Machine Learning Model and Workflow Management Framework
Updated: Apr 25, 2019
ML / Data Analytics training and model management system that support multiple ML engineers and data scientists using on-premise infrastructure
A computer system vendor was helping a technical institute to build on-premise infrastructure. The technical institute planned to open data science and machine learning classes. They were looking for a solution that would allow them to offer pilot classes for interested students. They have a number of older machines and a limited budget to acquire a few new machines with GPU. If the new class goes well, they planned to acquire more machines from the system vendor.
The system vendor approached us to offer a scalable solution with following requirements:
The system allows multiple students and faculties to conveniently share storage and compute resources for their in-class and lab project works.
It allows the IT admin to allocate and oversubscribe GPU and storage resources for the students.

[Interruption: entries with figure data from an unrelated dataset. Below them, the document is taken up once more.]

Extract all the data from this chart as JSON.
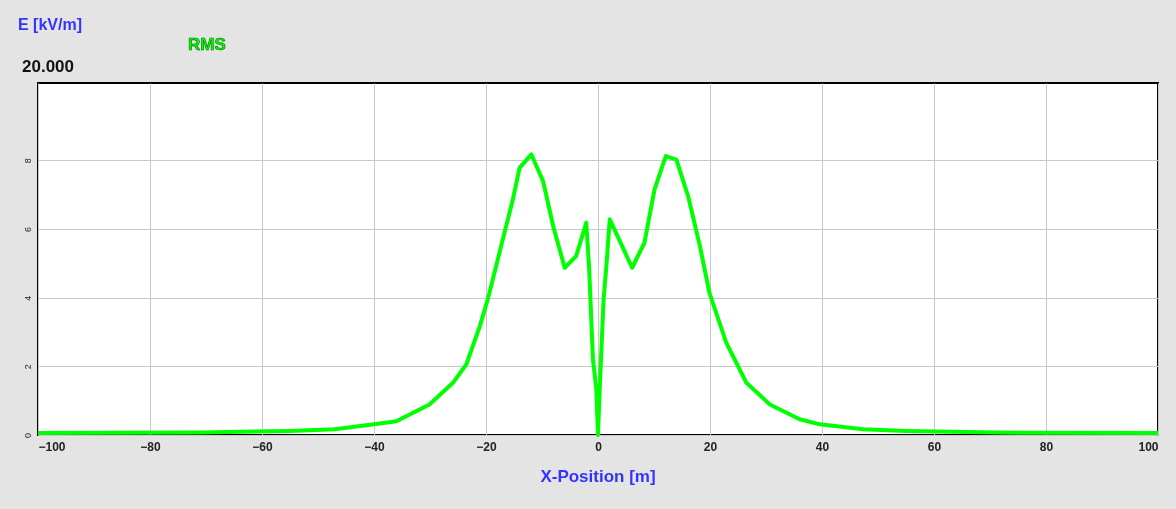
{
  "chart_data": {
    "type": "line",
    "xlabel": "X-Position [m]",
    "ylabel": "E [kV/m]",
    "annotations": [
      "20.000"
    ],
    "xlim": [
      -100,
      100
    ],
    "xticks": [
      -100,
      -80,
      -60,
      -40,
      -20,
      0,
      20,
      40,
      60,
      80,
      100
    ],
    "ylim": [
      0,
      10.25
    ],
    "yticks": [
      0,
      2,
      4,
      6,
      8
    ],
    "grid": true,
    "legend": "top left",
    "marker": "none",
    "line_style": "solid",
    "series": [
      {
        "name": "RMS",
        "color": "#00ff00",
        "x": [
          -100,
          -71,
          -55,
          -47,
          -40,
          -36,
          -30.1,
          -25.9,
          -23.5,
          -21.1,
          -19.6,
          -17.3,
          -15.2,
          -14.0,
          -11.9,
          -9.8,
          -8.0,
          -5.95,
          -3.9,
          -2.1,
          -1.6,
          -0.9,
          -0.3,
          0,
          0.3,
          1.0,
          1.5,
          2.1,
          6.1,
          8.3,
          10.1,
          12.1,
          14.0,
          16.1,
          18.2,
          19.9,
          22.9,
          26.5,
          30.7,
          36.0,
          39.6,
          47.3,
          55.0,
          71.1,
          100
        ],
        "values": [
          0.06,
          0.07,
          0.12,
          0.17,
          0.31,
          0.4,
          0.89,
          1.52,
          2.06,
          3.17,
          4.0,
          5.5,
          6.86,
          7.78,
          8.17,
          7.39,
          6.08,
          4.87,
          5.21,
          6.18,
          4.92,
          2.2,
          1.33,
          0,
          1.33,
          3.95,
          4.92,
          6.28,
          4.87,
          5.6,
          7.15,
          8.12,
          8.02,
          6.95,
          5.5,
          4.14,
          2.69,
          1.52,
          0.89,
          0.46,
          0.31,
          0.17,
          0.12,
          0.07,
          0.06
        ]
      }
    ]
  }
}
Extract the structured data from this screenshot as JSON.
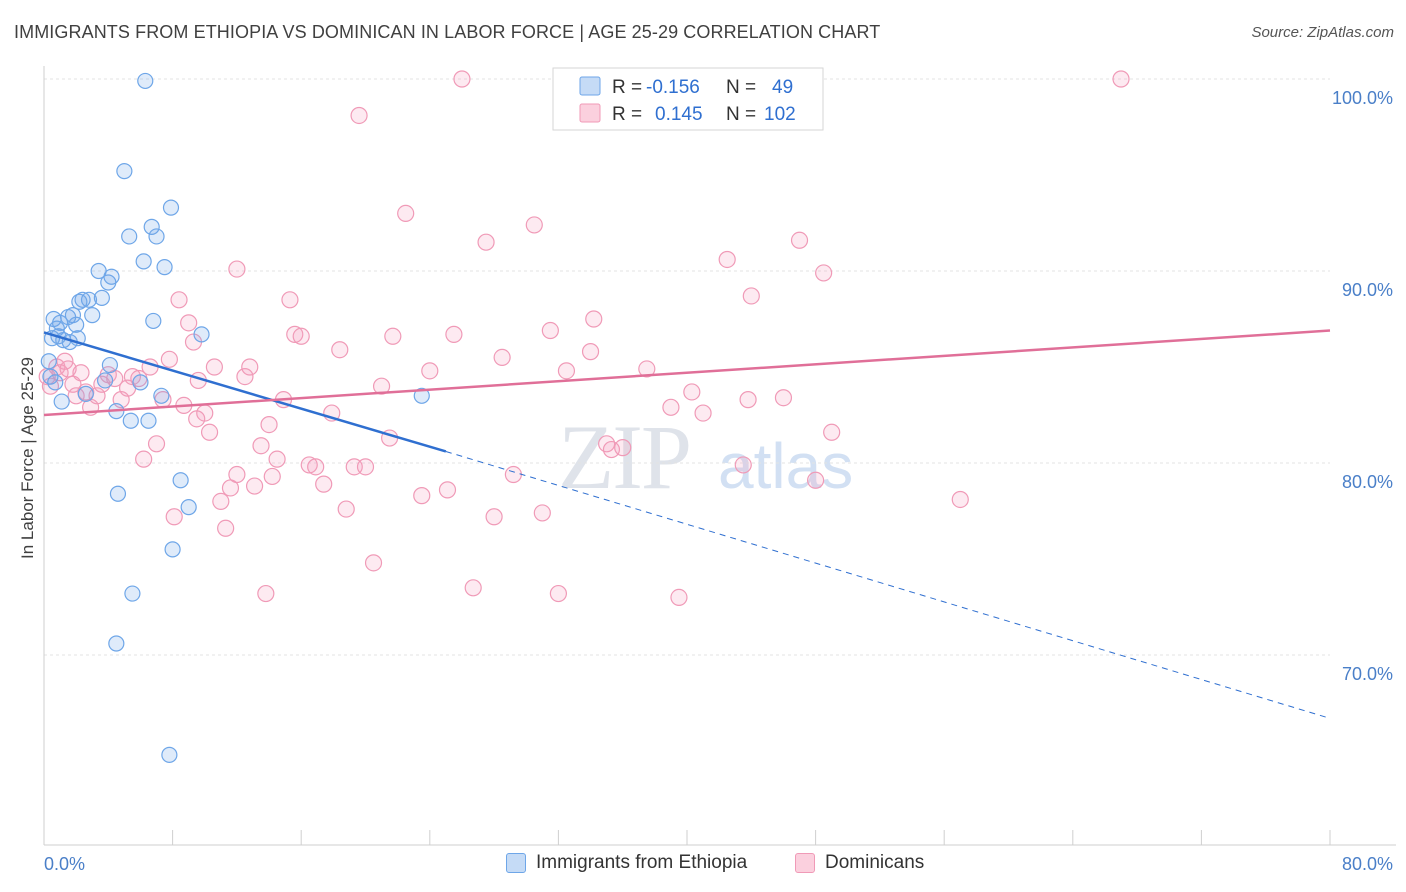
{
  "title": "IMMIGRANTS FROM ETHIOPIA VS DOMINICAN IN LABOR FORCE | AGE 25-29 CORRELATION CHART",
  "source": "Source: ZipAtlas.com",
  "watermark": {
    "zip": "ZIP",
    "atlas": "atlas"
  },
  "legend_top": {
    "rows": [
      {
        "r_label": "R =",
        "r_value": "-0.156",
        "n_label": "N =",
        "n_value": "49"
      },
      {
        "r_label": "R =",
        "r_value": "0.145",
        "n_label": "N =",
        "n_value": "102"
      }
    ]
  },
  "legend_bottom": {
    "series1": "Immigrants from Ethiopia",
    "series2": "Dominicans"
  },
  "chart_data": {
    "type": "scatter",
    "title": "IMMIGRANTS FROM ETHIOPIA VS DOMINICAN IN LABOR FORCE | AGE 25-29 CORRELATION CHART",
    "xlabel": "",
    "ylabel": "In Labor Force | Age 25-29",
    "xlim": [
      0,
      80
    ],
    "ylim": [
      60.5,
      101.5
    ],
    "x_tick_labels": [
      "0.0%",
      "80.0%"
    ],
    "y_ticks": [
      70,
      80,
      90,
      100
    ],
    "y_tick_labels": [
      "70.0%",
      "80.0%",
      "90.0%",
      "100.0%"
    ],
    "grid": true,
    "colors": {
      "ethiopia": "#6ea6e8",
      "dominican": "#f09ab7",
      "ethiopia_line": "#2f6fd0",
      "dominican_line": "#e06f98"
    },
    "series": [
      {
        "name": "Immigrants from Ethiopia",
        "stats": {
          "R": -0.156,
          "N": 49
        },
        "points": [
          [
            0.3,
            85.3
          ],
          [
            0.4,
            84.5
          ],
          [
            0.5,
            86.5
          ],
          [
            0.6,
            87.5
          ],
          [
            0.7,
            84.2
          ],
          [
            0.9,
            86.6
          ],
          [
            1.0,
            87.3
          ],
          [
            1.1,
            83.2
          ],
          [
            1.2,
            86.4
          ],
          [
            1.5,
            87.6
          ],
          [
            1.6,
            86.3
          ],
          [
            1.8,
            87.7
          ],
          [
            2.0,
            87.2
          ],
          [
            2.1,
            86.5
          ],
          [
            2.4,
            88.5
          ],
          [
            2.6,
            83.6
          ],
          [
            2.8,
            88.5
          ],
          [
            3.0,
            87.7
          ],
          [
            3.4,
            90.0
          ],
          [
            3.6,
            88.6
          ],
          [
            3.8,
            84.3
          ],
          [
            4.0,
            89.4
          ],
          [
            4.1,
            85.1
          ],
          [
            4.2,
            89.7
          ],
          [
            4.5,
            82.7
          ],
          [
            4.6,
            78.4
          ],
          [
            5.0,
            95.2
          ],
          [
            5.3,
            91.8
          ],
          [
            5.4,
            82.2
          ],
          [
            5.5,
            73.2
          ],
          [
            6.0,
            84.2
          ],
          [
            6.2,
            90.5
          ],
          [
            6.3,
            99.9
          ],
          [
            6.5,
            82.2
          ],
          [
            6.7,
            92.3
          ],
          [
            6.8,
            87.4
          ],
          [
            7.0,
            91.8
          ],
          [
            7.3,
            83.5
          ],
          [
            7.5,
            90.2
          ],
          [
            7.8,
            64.8
          ],
          [
            7.9,
            93.3
          ],
          [
            8.0,
            75.5
          ],
          [
            8.5,
            79.1
          ],
          [
            9.0,
            77.7
          ],
          [
            9.8,
            86.7
          ],
          [
            4.5,
            70.6
          ],
          [
            23.5,
            83.5
          ],
          [
            0.8,
            87.0
          ],
          [
            2.2,
            88.4
          ]
        ]
      },
      {
        "name": "Dominicans",
        "stats": {
          "R": 0.145,
          "N": 102
        },
        "points": [
          [
            0.2,
            84.5
          ],
          [
            0.4,
            84.0
          ],
          [
            0.8,
            85.0
          ],
          [
            1.0,
            84.7
          ],
          [
            1.3,
            85.3
          ],
          [
            1.5,
            84.9
          ],
          [
            1.8,
            84.1
          ],
          [
            2.0,
            83.5
          ],
          [
            2.3,
            84.7
          ],
          [
            2.6,
            83.7
          ],
          [
            2.9,
            82.9
          ],
          [
            3.3,
            83.5
          ],
          [
            3.6,
            84.1
          ],
          [
            4.0,
            84.6
          ],
          [
            4.4,
            84.4
          ],
          [
            4.8,
            83.3
          ],
          [
            5.2,
            83.9
          ],
          [
            5.5,
            84.5
          ],
          [
            5.9,
            84.4
          ],
          [
            6.2,
            80.2
          ],
          [
            6.6,
            85.0
          ],
          [
            7.0,
            81.0
          ],
          [
            7.4,
            83.3
          ],
          [
            7.8,
            85.4
          ],
          [
            8.1,
            77.2
          ],
          [
            8.4,
            88.5
          ],
          [
            8.7,
            83.0
          ],
          [
            9.0,
            87.3
          ],
          [
            9.3,
            86.3
          ],
          [
            9.6,
            84.3
          ],
          [
            10.0,
            82.6
          ],
          [
            10.3,
            81.6
          ],
          [
            10.6,
            85.0
          ],
          [
            11.0,
            78.0
          ],
          [
            11.3,
            76.6
          ],
          [
            11.6,
            78.7
          ],
          [
            12.0,
            79.4
          ],
          [
            12.5,
            84.5
          ],
          [
            12.8,
            85.0
          ],
          [
            13.1,
            78.8
          ],
          [
            13.5,
            80.9
          ],
          [
            13.8,
            73.2
          ],
          [
            14.2,
            79.3
          ],
          [
            14.5,
            80.2
          ],
          [
            14.9,
            83.3
          ],
          [
            15.3,
            88.5
          ],
          [
            15.6,
            86.7
          ],
          [
            16.0,
            86.6
          ],
          [
            16.5,
            79.9
          ],
          [
            16.9,
            79.8
          ],
          [
            17.4,
            78.9
          ],
          [
            17.9,
            82.6
          ],
          [
            18.4,
            85.9
          ],
          [
            18.8,
            77.6
          ],
          [
            19.3,
            79.8
          ],
          [
            19.6,
            98.1
          ],
          [
            20.5,
            74.8
          ],
          [
            21.0,
            84.0
          ],
          [
            21.5,
            81.3
          ],
          [
            21.7,
            86.6
          ],
          [
            22.5,
            93.0
          ],
          [
            23.5,
            78.3
          ],
          [
            24.0,
            84.8
          ],
          [
            25.1,
            78.6
          ],
          [
            25.5,
            86.7
          ],
          [
            26.0,
            100.0
          ],
          [
            26.7,
            73.5
          ],
          [
            27.5,
            91.5
          ],
          [
            28.0,
            77.2
          ],
          [
            28.5,
            85.5
          ],
          [
            29.2,
            79.4
          ],
          [
            30.5,
            92.4
          ],
          [
            31.0,
            77.4
          ],
          [
            31.5,
            86.9
          ],
          [
            32.0,
            73.2
          ],
          [
            32.5,
            84.8
          ],
          [
            33.5,
            100.0
          ],
          [
            34.0,
            85.8
          ],
          [
            34.2,
            87.5
          ],
          [
            35.0,
            81.0
          ],
          [
            35.3,
            80.7
          ],
          [
            37.5,
            84.9
          ],
          [
            39.0,
            82.9
          ],
          [
            39.5,
            73.0
          ],
          [
            40.3,
            83.7
          ],
          [
            41.0,
            82.6
          ],
          [
            42.5,
            90.6
          ],
          [
            43.5,
            79.9
          ],
          [
            43.8,
            83.3
          ],
          [
            44.0,
            88.7
          ],
          [
            46.0,
            83.4
          ],
          [
            47.0,
            91.6
          ],
          [
            48.0,
            79.1
          ],
          [
            48.5,
            89.9
          ],
          [
            49.0,
            81.6
          ],
          [
            57.0,
            78.1
          ],
          [
            67.0,
            100.0
          ],
          [
            12.0,
            90.1
          ],
          [
            20.0,
            79.8
          ],
          [
            14.0,
            82.0
          ],
          [
            9.5,
            82.3
          ],
          [
            36.0,
            80.8
          ]
        ]
      }
    ],
    "trend_lines": [
      {
        "series": "Immigrants from Ethiopia",
        "x": [
          0,
          25
        ],
        "y": [
          86.8,
          80.6
        ],
        "extended_dashed_to": [
          80,
          66.7
        ]
      },
      {
        "series": "Dominicans",
        "x": [
          0,
          80
        ],
        "y": [
          82.5,
          86.9
        ]
      }
    ]
  }
}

It offers students software development and debug environment for commonly used machine learning frameworks like Tensorflow, PyTorch, MxNet, etc.
It allows multiple students to run long running ML training jobs, based on their allocated resources. It automatically schedules the job when there is a backlog.
It provides the admin a dashboard to conveniently monitor and manage the load and jobs.
Full Product Design and Development Service
We worked with the system vendor’s engineering and product management team by providing them consultation and engineering services throughout the product development process:
Training: We offered multiple training and demo sessions to educate the product managers and engineers about machine learning algorithm development, training and tuning workflows.
Product requirements definition: We helped product managers to define product requirements that would best fit the needs of the clients.
Project planning: We worked with the engineering team in defining the Agile project plan that would roll out features to the product team in a few iterations.
Development: We helped the engineering team in implementing dockerized services, data analytics, machine learning workflow management model management
Testing: We have developed a set of data science and machine learning tests to validate the correct operation of the system in different cluster configurations.
We successfully completed the release of product in time and fully satisfied the requirements of product team.